Anna Barbara Speckner (20 October 1902 – 10 February 1995) was a German harpsichordist, pianist, and music editor. She was married to Greek musicologist, pianist, and philosopher Thrasybulos Georgiades.

==Life==
Speckner was born in Munich, Germany on 20 October 1902. She studied piano with composer August Schmid-Lindner (1870–1959) at the University of Music and Performing Arts Munich from 1927 to 1936. She then went on to study with Dorothee Günther-Schule in Munich. From 1962 to 1968, Speckner taught harpsichord during the summer months at the Mozarteum University Salzburg. In 1966, she began teaching at the Orff Institute Salzburg (an institution of the Mozarteum).
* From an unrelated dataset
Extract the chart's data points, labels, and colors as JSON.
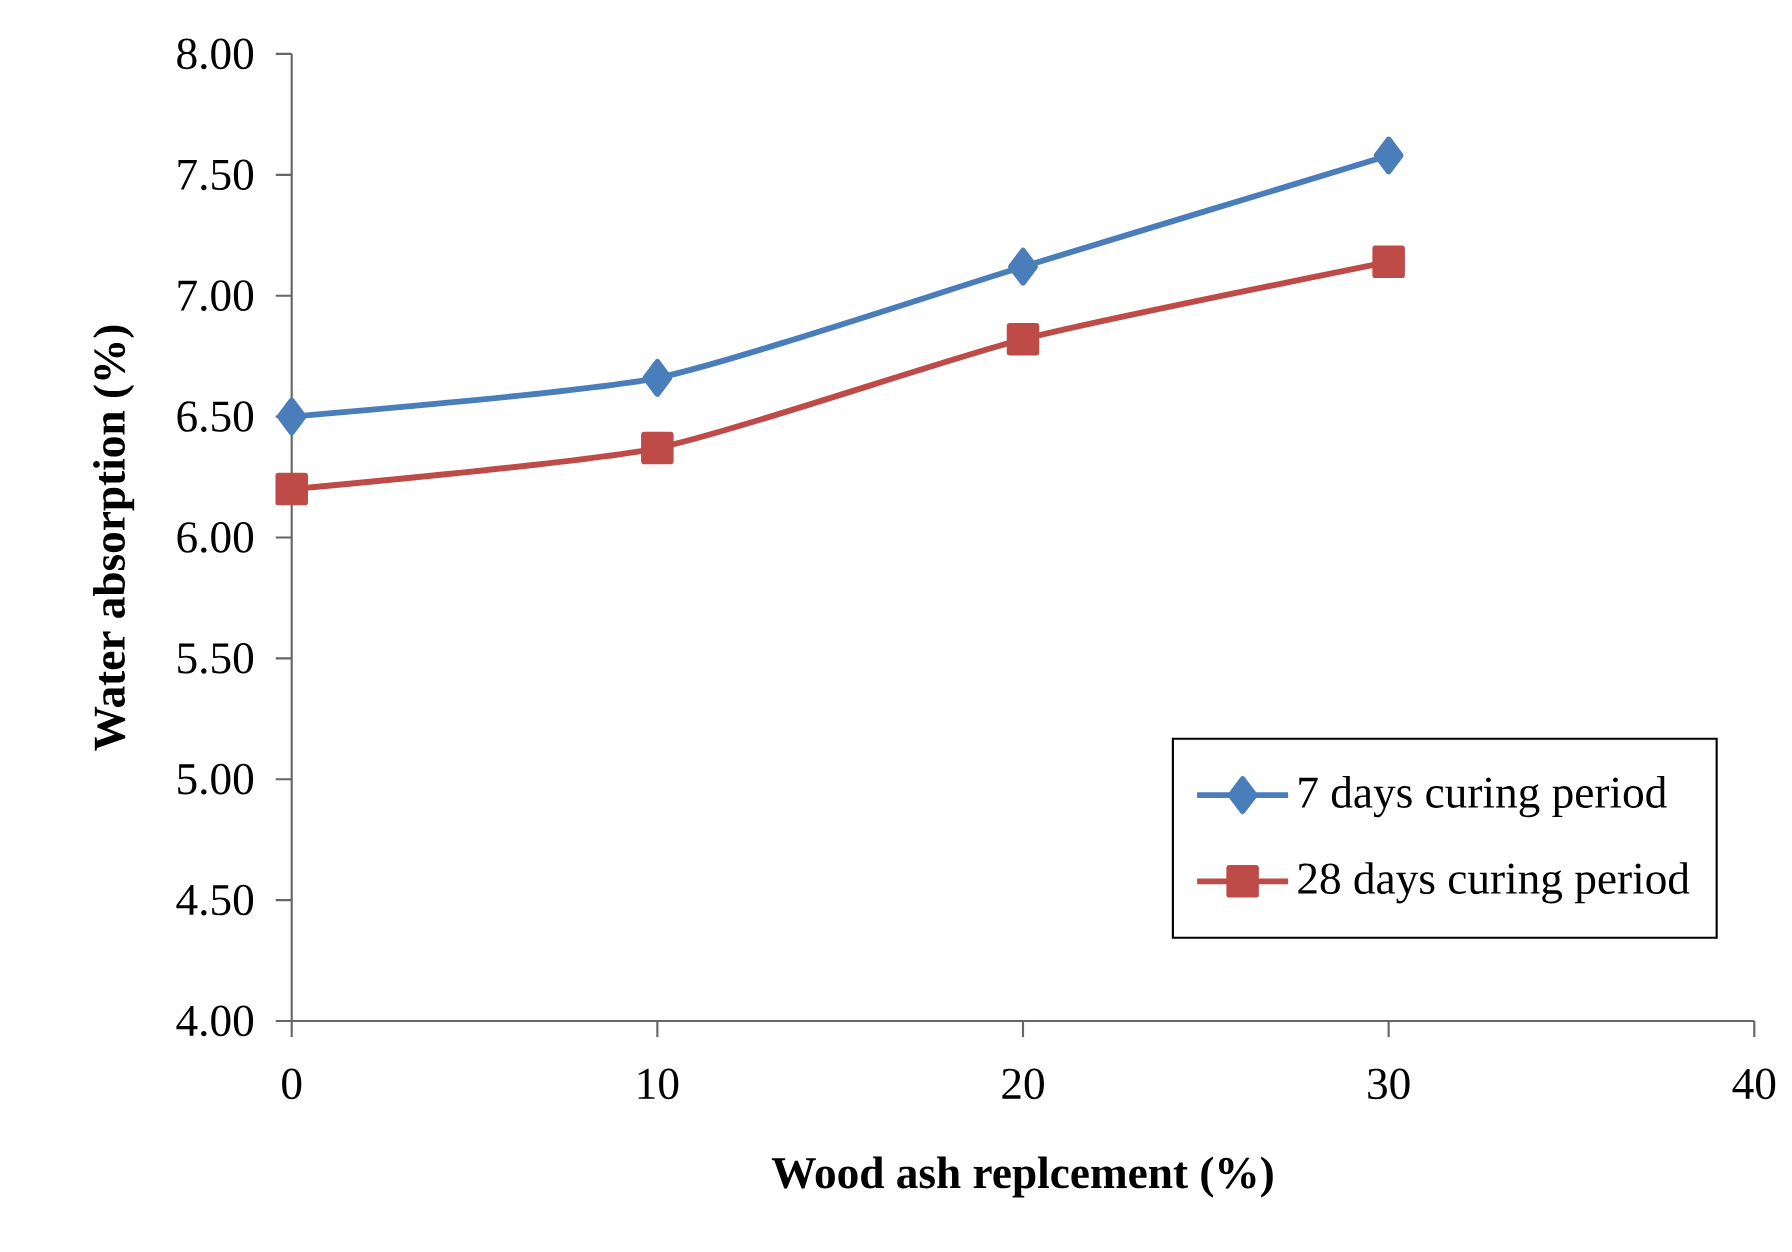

In 1936, Speckner married Thrasybulos Georgiades (1907–1977), director of the Athens Conservatoire. She taught and performed in Munich, Athens, Heidelberg, and Salzburg. In 1963, a documentary film directed by Aito Mäkinen was produced in the Ateneum Museum of Speckner performing the music of Johann Sebastian Bach. Among Speckner's students is Romanian-German composer and organist Michael Radulescu. Speckner died on 10 February 1995 in Munich at the age of 92.

==Publications==
Speckner served as executive music editor for various publications, editing historical works for keyboard, including:
- Old English Contredances, edited for keyboard by Anna Barbara Speckner, Verlag B. Schott's Söhne Mainz 1967, 31 pages.
- From Old Play Books: 32 Dances and Pieces from the 16th and 17th Century, for Keyboard Instruments edited by Anna Barbara Speckner, Schott Verlag Mainz 1972, 52 pages.